The Mystery surrounding Eraserhead has helped to create its cult standing.
Upon its release in 1977, David Lynch was a relatively unknown. He only had two previous short films under his belt, and most noticeably known for The Grandmother (1970). After receiving a grant from the American Film Institute, Lynch was given the ability to create short films, and eventually, a budget for a feature. The project Lynch had in mind was so out there and bizarre, only he could have made it. Lynch has chosen to keep the secrets and unresolved fan theories regarding the film as a mystery, which has ultimately created a cult following that loves to break down the world.
Even with production design choices, the secrets are kept tight lipped. Regarding the fetus, it is rumored that Lynch used an undeveloped cow fetus (as well as a skinned rabbit) to portray the deformed child of Henry’s, but Lynch (or anyone on set) has yet to reveal what the creature truly was. Lynch also refuses to address any theories about the film, which allows the viewer to make their own interpretation of the horror. The production time and budget was also a large mystery, as development took four years (after the construction of sets) and featured multiple financial backers. These financial backers included filmmaker Terrance Malick, who upon screening the film for a potential investor, was greeted by the film being called “bullshit.” When it was released, Eraserhead was thought to be a “midnight” movie of sorts, without any sort of real expectation. The result was filmmakers being blown away, as well as John Waters and Stanley Kubrick offering their acclaim for the film. The success and obvious auteur vision of David Lynch, displayed with his feature debut, led him to his first big budget project, The Elephant Man (1980); and he even received an offer to direct Star Wars Episode VI: Return of the Jedi (1983); which he turned down.
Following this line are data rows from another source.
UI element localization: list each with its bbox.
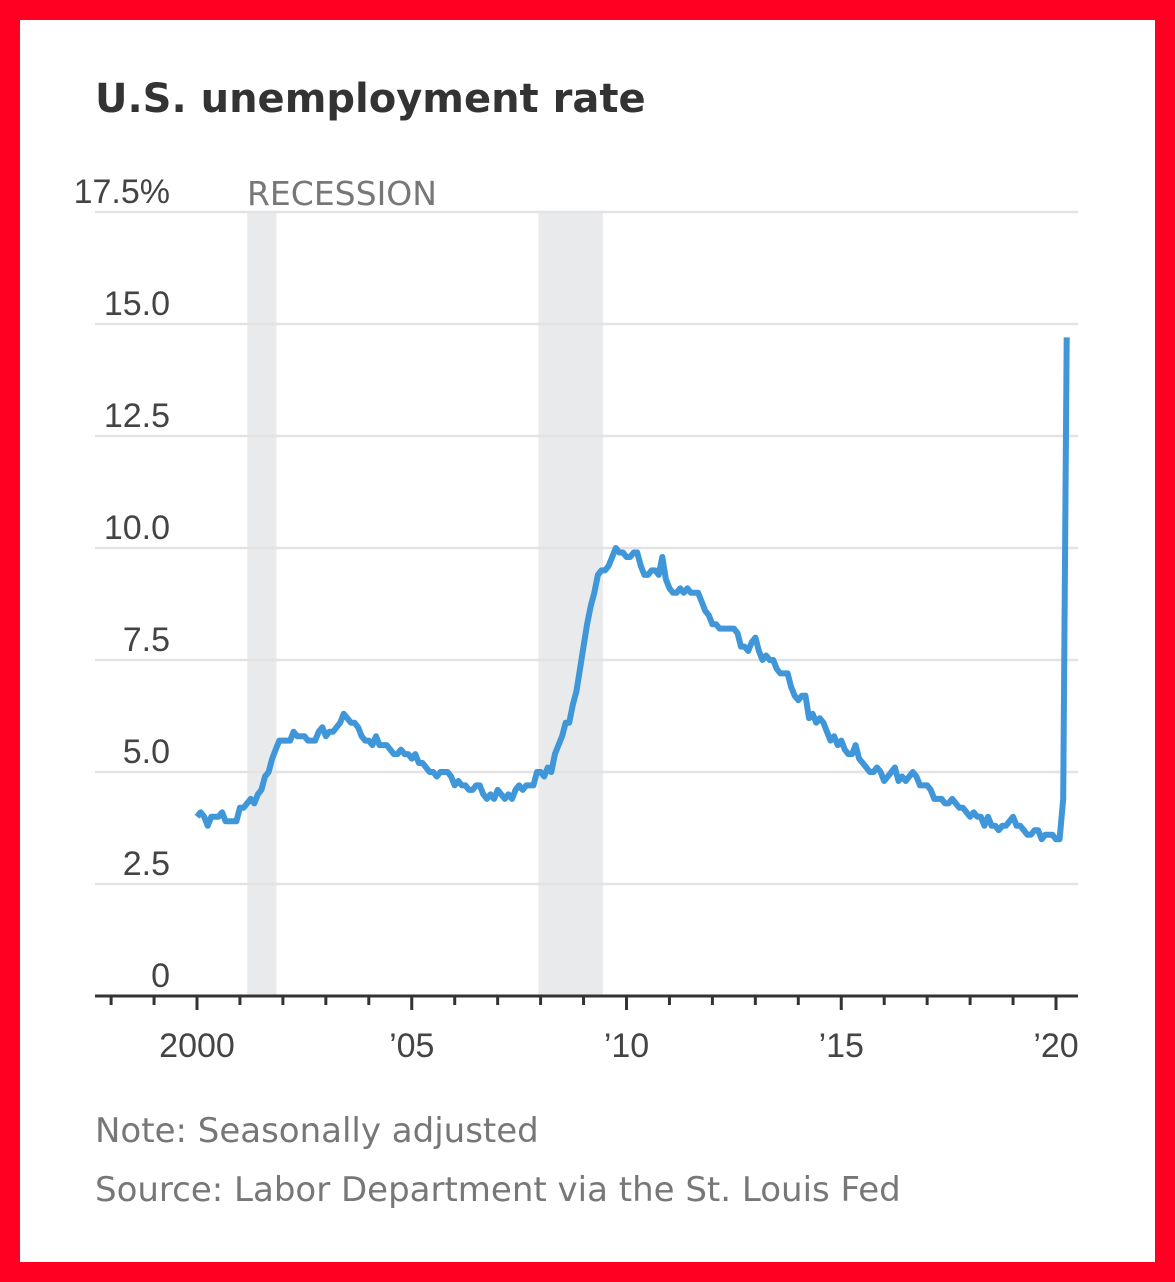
y-tick-label: 0	[151, 957, 170, 995]
x-tick-label: 2000	[159, 1027, 235, 1065]
x-tick-label: ’20	[1033, 1027, 1078, 1065]
y-tick-label: 10.0	[104, 509, 170, 547]
x-tick-label: ’10	[604, 1027, 649, 1065]
unemployment-line	[194, 337, 1070, 843]
chart-title: U.S. unemployment rate	[95, 76, 646, 122]
y-tick-label: 2.5	[123, 845, 170, 883]
x-tick-label: ’15	[819, 1027, 864, 1065]
y-tick-label: 7.5	[123, 621, 170, 659]
y-tick-label: 15.0	[104, 285, 170, 323]
recession-label: RECESSION	[247, 174, 437, 213]
recession-band	[247, 212, 277, 996]
y-tick-label: 5.0	[123, 733, 170, 771]
source-text: Source: Labor Department via the St. Lou…	[95, 1170, 901, 1210]
y-tick-label: 12.5	[104, 397, 170, 435]
note-text: Note: Seasonally adjusted	[95, 1111, 539, 1151]
x-tick-label: ’05	[389, 1027, 434, 1065]
y-tick-label: 17.5%	[74, 173, 170, 211]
David Lynch was rumored, by his own daughter, to have been inspired to make this film by his fear of being a father, and the club foot defect his daughter was born with. This is fitting as David Lynch actually had to live on set for a year when the films budget began to run dry. Acclaimed by some of the greatest filmmakers of all time, Eraserhead still stands as a cult classic shrouded with mystery. The black and white high contrast display of a bizarre version of reality has left a resonating feeling with viewers and filmmakers alike. Even Stanley Kubrick had a deep appreciation for the film as he left it on replay on the set of The Shining (1980) in order to get the cast in the mood to shoot a horror film. The thing about Eraserhead is that it has to be viewed multiple times because the first viewing often goes over a viewer’s head, but like an onion, the film has layers that needs to be carefully deconstructed and examined. Whether the eerie hymns of the the woman in the radiator or the dismembered fetus plaguing Henry’s dreams, the blurred line of reality and art-house surrealism displayed by Lynch served as inspiration for both the horror genre and films as a whole.